108 Fed. Cl. at 472 (alteration in original) (quoting Walters v. United States, 358 F.2d 957, 962–63 (Ct. Cl. 1966)); see Cole v. United States, 32 Fed. Cl. 797, 804 (1995) (observing that a service member’s “condition after he left the military might be relevant evidence of his condition at the time of his discharge”); cf. Jordan v. United States, 205 Ct. Cl. 65, 81 (1974) (observing that “a Correction Board considering a man’s application for correction of his records to show him disabled and entitled to disability retirement at the time of his discharge, may properly consider evidence of his medical history following his separation, as such evidence may be highly pertinent to the Board’s inquiry”).

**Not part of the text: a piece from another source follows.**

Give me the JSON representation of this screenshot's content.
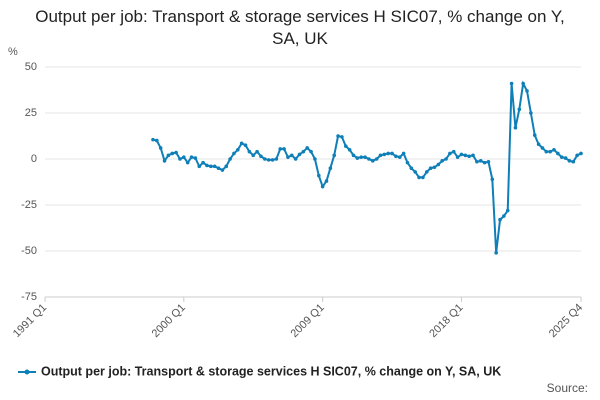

The court considers both parties’ positions reasonable. The court also wishes to afford the Army the latitude to conduct its affairs in the manner to which it is entitled. See Skinner v. United States, 594 F.2d 824, 830 (Ct. Cl. 1979). The court therefore remands this matter to the Secretary of the Army for a determination as to the time periods to which the MEB’s review should be limited. Cf. 28 U.S.C. § 1491(a)(2) (“[T]he court shall have the power to remand appropriate matters to any administrative or executive body or official with such direction as it may deem proper and just.”).

Thus, consistent with the Army Regulations on remand, the Secretary of the Army shall direct the MEB to evaluate whether Mr.